Devils Lake Expected To Rise To Record Level, Buyouts ContinueAfter reaching a record elevation of 1450.72 feet last summer, the National Weather Service says it's likely to rise another 2 feet this year. This means more trouble for roads, farmers, and homeowners.
By: Renee Chmiel, WDAZ
After reaching a record elevation of 1450.72 feet last summer, the National Weather Service says it's likely to rise another 2 feet this year. This means more trouble for roads, farmers, and homeowners.
Last year Devils Lake rose more than 3 and a half feet. That made roads impassible and houses unlivable. When all the snow melts this spring, it will rise again. It's a cause for concern for John Nord, not only as the manager of Devils Lake Regional Airport, but as a homeowner.
John Nord/Home Bought Out: "Last summer with the lake at the height it was, I was running three sump pumps just to keep my basement kind of dry."
And it's not over. After living in his home for about seven years Nord is being forced to move. He'll have to leave a neighborhood he likes with easy access to fishing on the lake...a lake that has made it impossible for him and some of his neighbors to stay there.
John Nord: "One guy's talking about tearing his house down. Another one or two are going to try to sell theirs like I am."
Tim Heisler/Ramsey County Emergency Manager: "With a two foot rise we're going to get into record levels and we're going to see more shoreline homes being moved or shoreline subdivisions being destroyed."
Heisler says that Devils Lake has already swallowed up more than 20 subdivisions and that any on Devils Lake's shores are in danger.
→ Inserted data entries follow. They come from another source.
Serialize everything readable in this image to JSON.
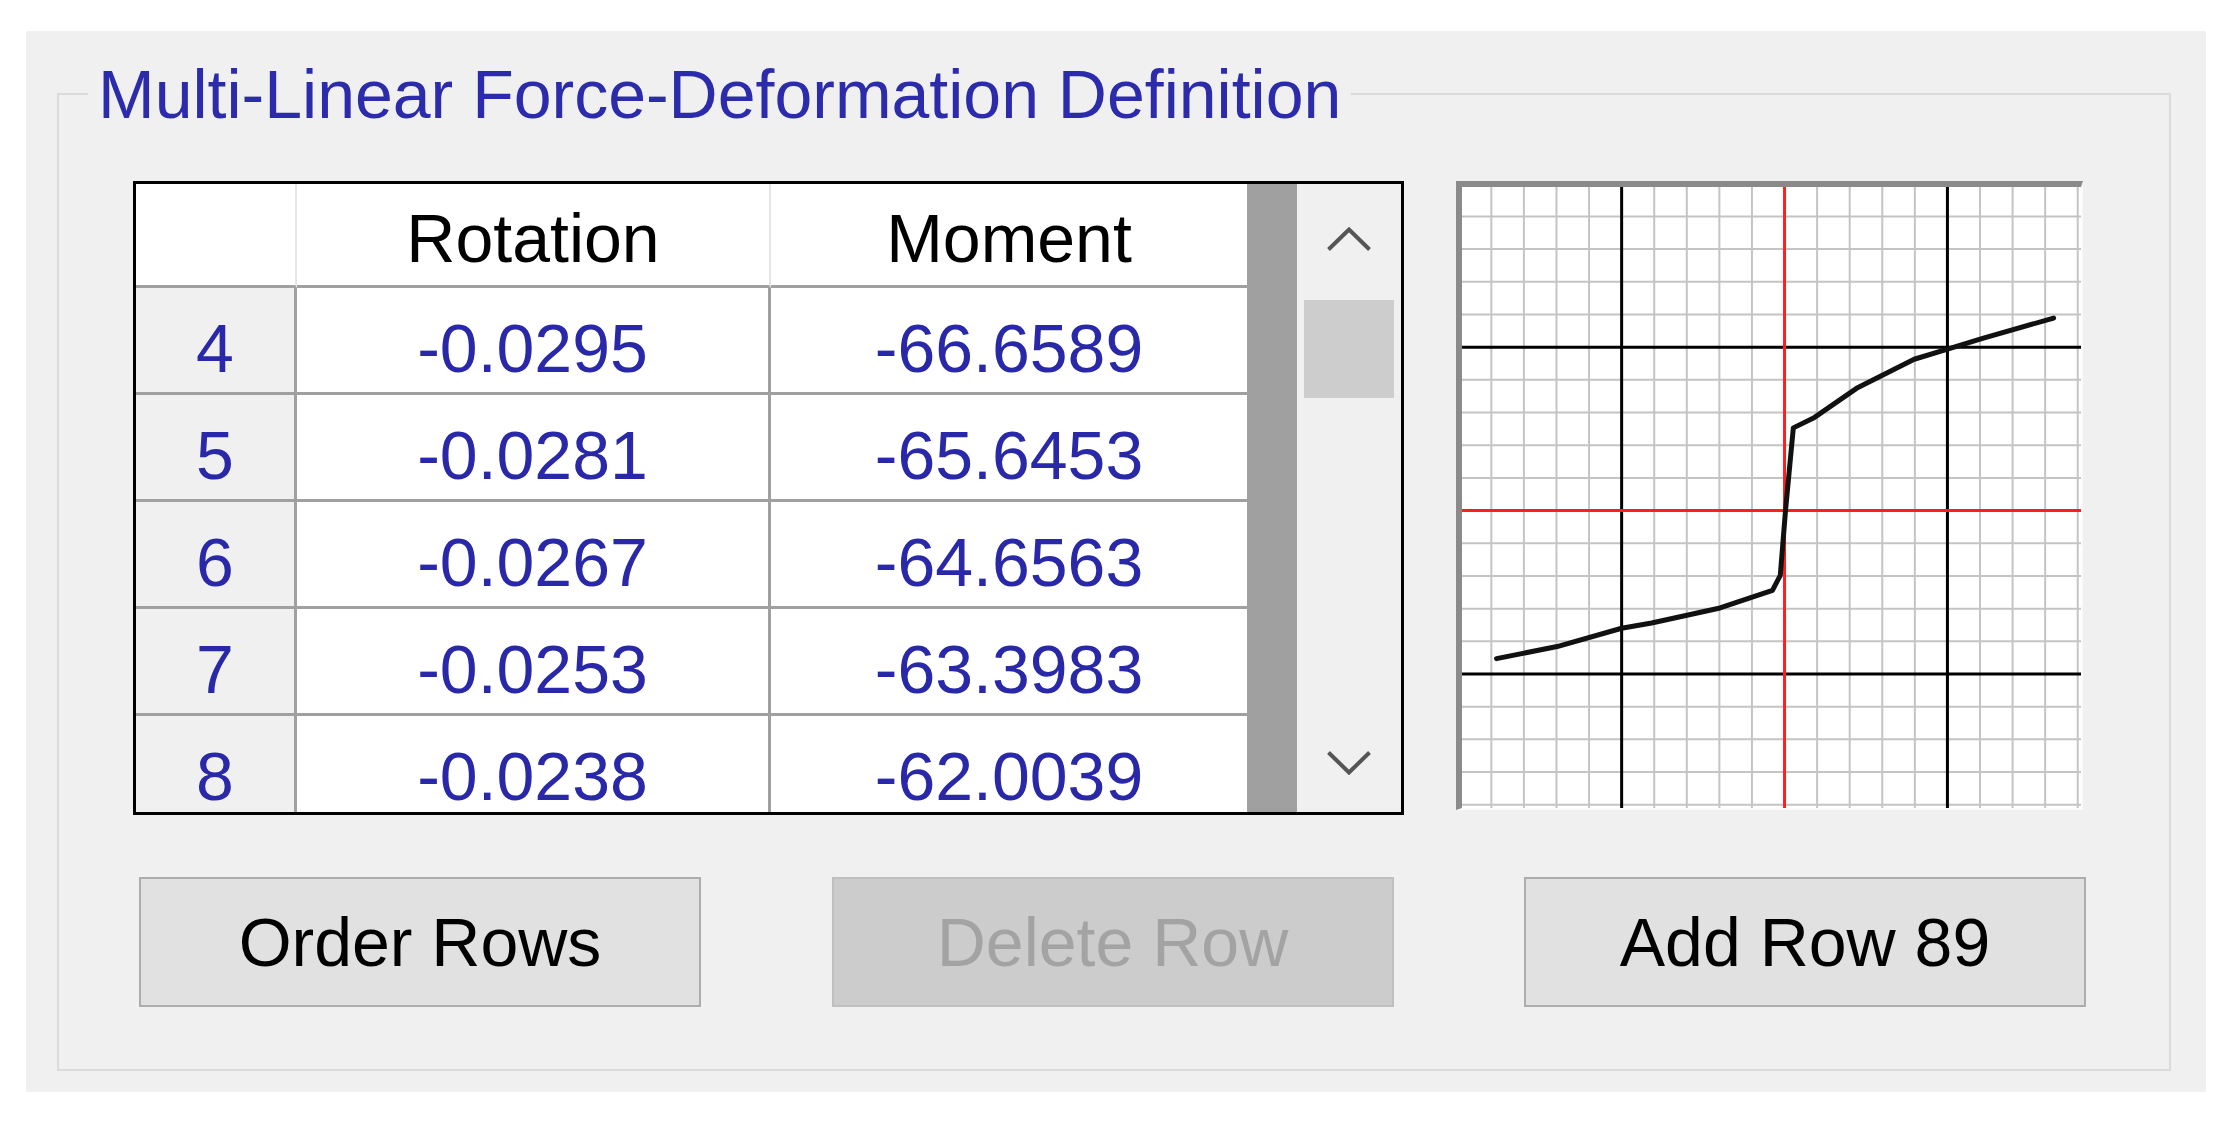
{
  "group_box": {
    "title": "Multi-Linear Force-Deformation Definition"
  },
  "table": {
    "columns": [
      "Rotation",
      "Moment"
    ],
    "rows": [
      {
        "number": "4",
        "cells": [
          "-0.0295",
          "-66.6589"
        ]
      },
      {
        "number": "5",
        "cells": [
          "-0.0281",
          "-65.6453"
        ]
      },
      {
        "number": "6",
        "cells": [
          "-0.0267",
          "-64.6563"
        ]
      },
      {
        "number": "7",
        "cells": [
          "-0.0253",
          "-63.3983"
        ]
      },
      {
        "number": "8",
        "cells": [
          "-0.0238",
          "-62.0039"
        ]
      }
    ]
  },
  "buttons": [
    {
      "label": "Order Rows",
      "disabled": false
    },
    {
      "label": "Delete Row",
      "disabled": true
    },
    {
      "label": "Add Row 89",
      "disabled": false
    }
  ]
}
John Nord: "When we'd have a huge rain storm my whole corner of my property here would be flooded."
Nord says he hopes to sell his house to someone who will move it before the water reaches that level this spring.
The National Weather Service says there is a 90 percent chance that the lake will rise to a level of 1451.4 feet this year, and a 60 percent chance it will reach 1452.